Location, location, location...
Raytheon delivers the launch and checkout system for next-gen GPS
It's an important step in the evolution of GPS.
Raytheon’s GPS Next Generation Operational Control System launch and checkout system was delivered to the U.S. Air Force, which developed the GPS system the world relies on, on September 29. The service accepted delivery at Schriever Air Force Base in Colorado Springs, Colorado, keeping it on track to launch its first, next-gen GPS III satellite into orbit next year.
The GPS OCX launch and checkout system, also called Block 0, provides the computing hardware, operations center workstations and mission application software needed to launch and check the condition of all currently planned GPS III satellites.
“The delivery of the launch and checkout system is a monumental achievement— a milestone that was many years in the making,” said Dave Wajsgras, Raytheon Intelligence, Information and Services president. “GPS OCX will be, without a doubt, the most secure system ever produced not only for the U.S. Air Force, but for the entire nation.”
Because GPS is so broadly used, a system crash would cause serious financial, societal and national security issues. As such, it's a potential target for cyberattacks. To protect the system from hackers, Raytheon used robust cyber protections in OCX, securing the system against malicious cyber threats.
“We provided the Air Force with a cyber-hardened ground system,” said Bill Sullivan, Raytheon’s GPS OCX program manager, adding that its the first major system to be completely compliant with U.S. Department of Defense instructions on implementing information assurance. "We use GPS In our phones, cars and even watches; a disruption due to hacking would be catastrophic to society in general.”
Besides being a national security asset, GPS is a free, global utility, providing position, navigation and timing data critical to information sharing across the globe in almost every industry.
“Airlines, shipping companies, trucking firms, farmers, bankers and drivers everywhere use GPS on a daily basis,” said Anthony Serhal, Raytheon GPS OCX Block 0 team lead. “Many industries can’t do without it.”

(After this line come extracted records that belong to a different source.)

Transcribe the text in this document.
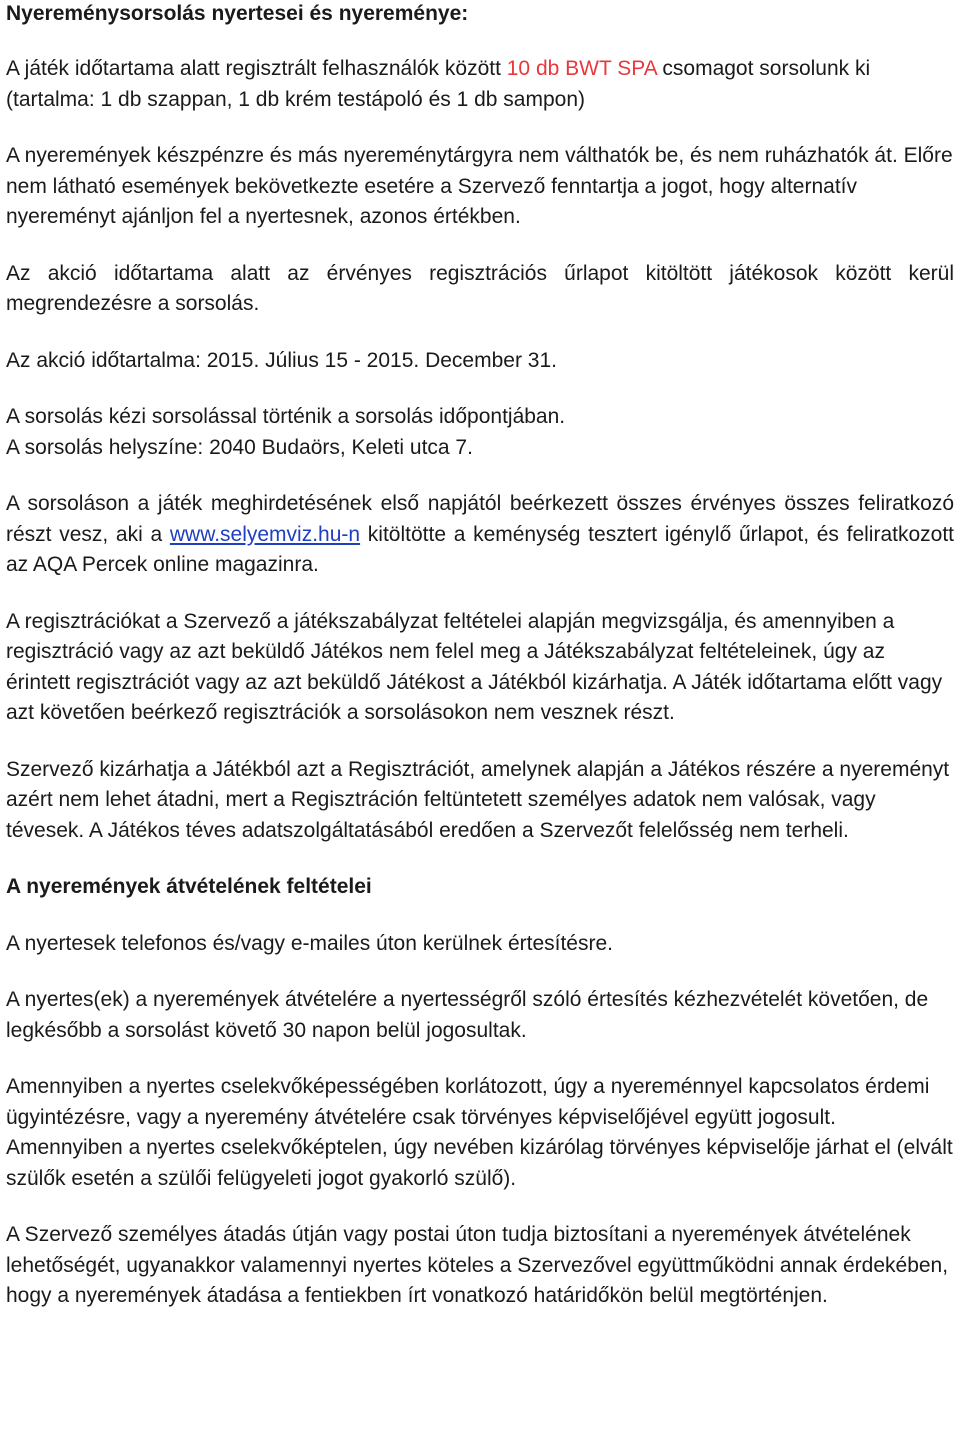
Nyereménysorsolás nyertesei és nyereménye:

A játék időtartama alatt regisztrált felhasználók között 10 db BWT SPA csomagot sorsolunk ki (tartalma: 1 db szappan, 1 db krém testápoló és 1 db sampon)

A nyeremények készpénzre és más nyereménytárgyra nem válthatók be, és nem ruházhatók át. Előre nem látható események bekövetkezte esetére a Szervező fenntartja a jogot, hogy alternatív nyereményt ajánljon fel a nyertesnek, azonos értékben.

Az akció időtartama alatt az érvényes regisztrációs űrlapot kitöltött játékosok között kerül megrendezésre a sorsolás.

Az akció időtartalma: 2015. Július 15 - 2015. December 31.

A sorsolás kézi sorsolással történik a sorsolás időpontjában.

A sorsolás helyszíne: 2040 Budaörs, Keleti utca 7.

A sorsoláson a játék meghirdetésének első napjától beérkezett összes érvényes összes feliratkozó részt vesz, aki a www.selyemviz.hu-n kitöltötte a keménység tesztert igénylő űrlapot, és feliratkozott az AQA Percek online magazinra.

A regisztrációkat a Szervező a játékszabályzat feltételei alapján megvizsgálja, és amennyiben a regisztráció vagy az azt beküldő Játékos nem felel meg a Játékszabályzat feltételeinek, úgy az érintett regisztrációt vagy az azt beküldő Játékost a Játékból kizárhatja. A Játék időtartama előtt vagy azt követően beérkező regisztrációk a sorsolásokon nem vesznek részt.

Szervező kizárhatja a Játékból azt a Regisztrációt, amelynek alapján a Játékos részére a nyereményt azért nem lehet átadni, mert a Regisztráción feltüntetett személyes adatok nem valósak, vagy tévesek. A Játékos téves adatszolgáltatásából eredően a Szervezőt felelősség nem terheli.

A nyeremények átvételének feltételei

A nyertesek telefonos és/vagy e-mailes úton kerülnek értesítésre.

A nyertes(ek) a nyeremények átvételére a nyertességről szóló értesítés kézhezvételét követően, de legkésőbb a sorsolást követő 30 napon belül jogosultak.

Amennyiben a nyertes cselekvőképességében korlátozott, úgy a nyereménnyel kapcsolatos érdemi ügyintézésre, vagy a nyeremény átvételére csak törvényes képviselőjével együtt jogosult. Amennyiben a nyertes cselekvőképtelen, úgy nevében kizárólag törvényes képviselője járhat el (elvált szülők esetén a szülői felügyeleti jogot gyakorló szülő).

A Szervező személyes átadás útján vagy postai úton tudja biztosítani a nyeremények átvételének lehetőségét, ugyanakkor valamennyi nyertes köteles a Szervezővel együttműködni annak érdekében, hogy a nyeremények átadása a fentiekben írt vonatkozó határidőkön belül megtörténjen.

When the full delivery of GPS OCX is made in 2021, it will provide control of both legacy and modernized satellites and signals, including the new international L1C and modernized Military Code, or M-Code, signals.
The next-generation GPS will deliver a host of new capabilities, including automation for operational efficiencies, improved accuracy, interoperability with geo-positioning and navigation systems of other nations for better international availability, and anti-jam capability for military users.
“Improved GPS accuracy will mean a lot to our military when they’re using precision munitions,” Sullivan said. “You will not see a big difference on your mobile phone when you’re using it for directions, but those directions will be accurate and safe from hacking and, in the future, when we have self-driving cars on the road, reliability, accuracy and inches will matter.”